Hier ist die Angst vor dem Ende der Kommunikation spürbar, vor dem Schweigen der Natur. Dass ihr die Natur tot und stumm gegenüber steht, ist eigentlich die größtmögliche Angst, die die Menschheit haben kann.
Dichter sind aber von alters her genau diejenigen, mit denen die Natur spricht - nicht nur in der kulturell bedingten Symbolik der Blumensprache sondern vor allem auf schamanische Weise. Denn Dichter haben ein zusätzliches Sensorium für die Stimmen der Natur, und sie konnten diese Stimmen schon immer in ein magisches „Besprechen“ umsetzen.

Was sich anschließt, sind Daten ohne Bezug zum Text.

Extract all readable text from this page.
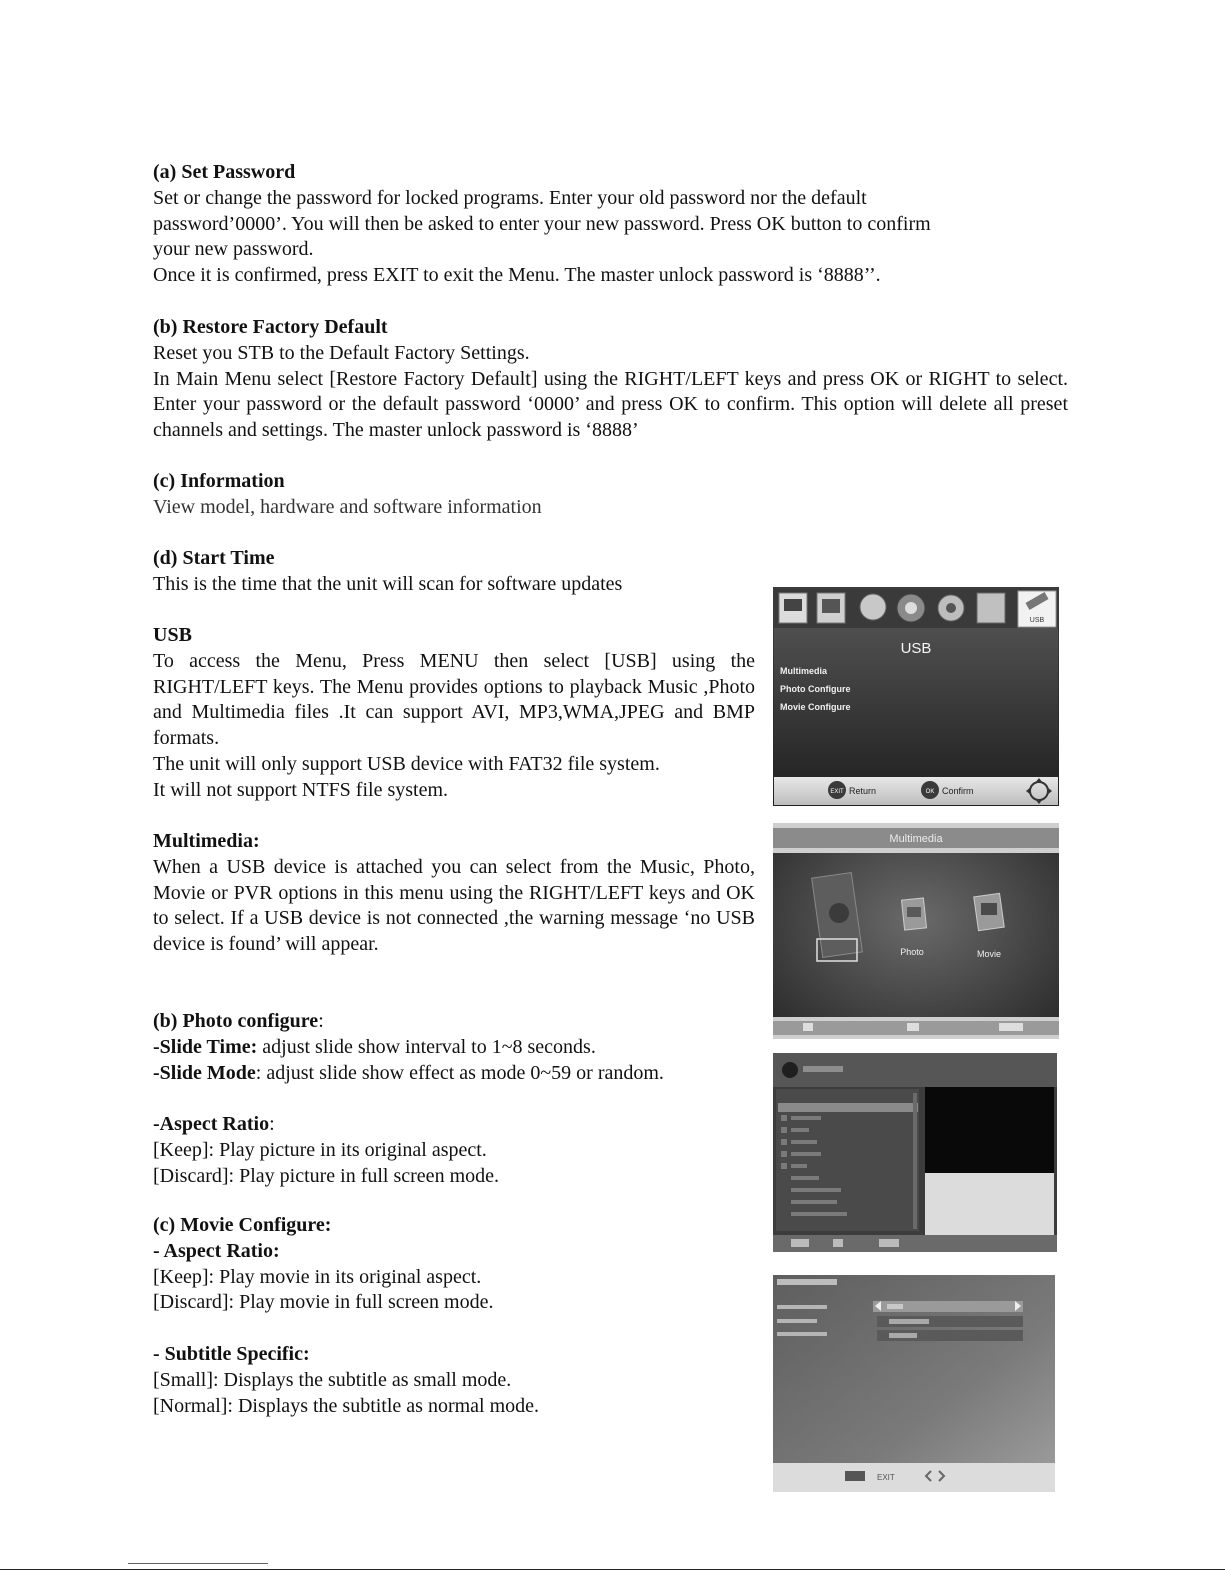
(a) Set Password

Set or change the password for locked programs. Enter your old password nor the default

password’0000’. You will then be asked to enter your new password. Press OK button to confirm

your new password.

Once it is confirmed, press EXIT to exit the Menu. The master unlock password is ‘8888’’.

(b) Restore Factory Default

Reset you STB to the Default Factory Settings.

In Main Menu select [Restore Factory Default] using the RIGHT/LEFT keys and press OK or RIGHT to select. Enter your password or the default password ‘0000’ and press OK to confirm. This option will delete all preset channels and settings. The master unlock password is ‘8888’

(c) Information

View model, hardware and software information

(d) Start Time

This is the time that the unit will scan for software updates

USB

To access the Menu, Press MENU then select [USB] using the RIGHT/LEFT keys. The Menu provides options to playback Music ,Photo and Multimedia files .It can support AVI, MP3,WMA,JPEG and BMP formats.

The unit will only support USB device with FAT32 file system.

It will not support NTFS file system.

Multimedia:

When a USB device is attached you can select from the Music, Photo, Movie or PVR options in this menu using the RIGHT/LEFT keys and OK to select. If a USB device is not connected ,the warning message ‘no USB device is found’ will appear.

(b) Photo configure:

-Slide Time: adjust slide show interval to 1~8 seconds.

-Slide Mode: adjust slide show effect as mode 0~59 or random.

-Aspect Ratio:

[Keep]: Play picture in its original aspect.

[Discard]: Play picture in full screen mode.

(c) Movie Configure:

- Aspect Ratio:

[Keep]: Play movie in its original aspect.

[Discard]: Play movie in full screen mode.

- Subtitle Specific:

[Small]: Displays the subtitle as small mode.

[Normal]: Displays the subtitle as normal mode.

USB
USB
Multimedia
Photo Configure
Movie Configure
EXIT Return	OK Confirm
Multimedia
Photo	Movie
EXIT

Es sind nicht die Träume/ Die uns töten/Nur manchmal unser Weg/Sie zu verwirklichen („Requiem für T“ Seite 19)…Lyrik selbst steht nicht im direkten Lebenskampf sondern auf Rückseiten von Kalenderblättern…und sollte helfen, Lebensträume zu verwirklichen. Lyrik hat eine therapeutische Funktion, sie kann den Spiegel der Reflexion zerstören und Gefühle oder besser gesagt Seelenkräfte entfesseln. So steht es in Astrid Leutholfs großartigem Gedicht „Die Hexe“
Unter den Flügeln/ Des violetten Vogels Abend/Habe ich ein Netz aufgespannt/Für die untergehende Sonne./ Ich will sie einfangen/Und in mein Haus tragen./Wenn du kommst/Wird sie dir die Tür öffnen/Du wirst mir nicht glauben/Dass sie jetzt mein ist/Wie du nie geglaubt hast/ich könnte etwas besitzen/Aber sie wird da sein/Und aus Furcht vor ihrem Feuer/Wirst du gehen./Am Morgen/Werde ich mein Haus verlassen/Die Sonne auf einen Karren geladen/Auf den höchsten Berg steigen/Dort werde ich brennen/An einem Kreuz/Aus blauen Blumen. (Seite 35)

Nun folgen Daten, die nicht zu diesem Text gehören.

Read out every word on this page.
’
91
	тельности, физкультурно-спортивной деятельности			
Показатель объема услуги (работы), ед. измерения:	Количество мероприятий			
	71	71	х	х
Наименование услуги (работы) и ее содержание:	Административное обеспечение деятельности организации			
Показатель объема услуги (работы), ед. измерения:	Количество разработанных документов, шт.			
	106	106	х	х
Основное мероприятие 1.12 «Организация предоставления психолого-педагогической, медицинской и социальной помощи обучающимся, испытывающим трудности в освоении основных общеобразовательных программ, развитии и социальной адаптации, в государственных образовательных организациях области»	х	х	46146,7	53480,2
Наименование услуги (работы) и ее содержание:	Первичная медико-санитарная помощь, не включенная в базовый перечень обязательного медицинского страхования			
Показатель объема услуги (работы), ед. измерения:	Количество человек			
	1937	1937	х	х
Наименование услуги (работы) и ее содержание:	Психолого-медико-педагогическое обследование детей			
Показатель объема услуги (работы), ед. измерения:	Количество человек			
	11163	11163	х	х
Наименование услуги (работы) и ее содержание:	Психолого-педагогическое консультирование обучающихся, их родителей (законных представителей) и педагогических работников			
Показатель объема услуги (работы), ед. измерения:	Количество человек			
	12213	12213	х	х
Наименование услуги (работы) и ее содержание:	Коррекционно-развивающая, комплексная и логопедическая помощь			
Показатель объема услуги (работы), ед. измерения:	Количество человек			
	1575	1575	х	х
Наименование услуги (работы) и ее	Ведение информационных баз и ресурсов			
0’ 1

Die Lyrikerin als Wortschamanin, das zeigt ein Inventar dieses Textes: Feuer/Sonne (göttlicher Kern), Tür (Initiation) , Haus (schützendes Ich), Morgen (Neubeginn), Berg (Kraftort der höheren Energie), Brennen (Transformation), Kreuz (ganzheitlicher Bezug in alle Richtungen)
Die Erwähnung eines Schubkarrens und der blauen Blumen (als romantisches Symbol der Dichtung) zeigen unvermutet inmitten eines unheimlichen Vorgangs eine gemütlich anmutende Gärtnerdimension. Und DAS ist das Großartige dieses Gedichtes und von Dichtung allgemein: es kann transformiert werden, indem Liebliches mit Schrecklichem verbunden und letzteres dadurch erlöst und in einen neuen Zusammenhang gestellt wird.
Am Ende des Klappentextes heißt es: Und manchmal, ganz selten, zeigen wir sie (die Kalenderblätter) anderen. Ein Zögern sich zu zeigen ist spürbar – Doch gottlob hat die Autorin endlich den Sprung gewagt! Ich wünsche diesem gelungenen Auftakt viel Erfolg und bin auf jeden Fall gespannt, wie es mit Astrid Leutholfs Publikationen weitergehen wird.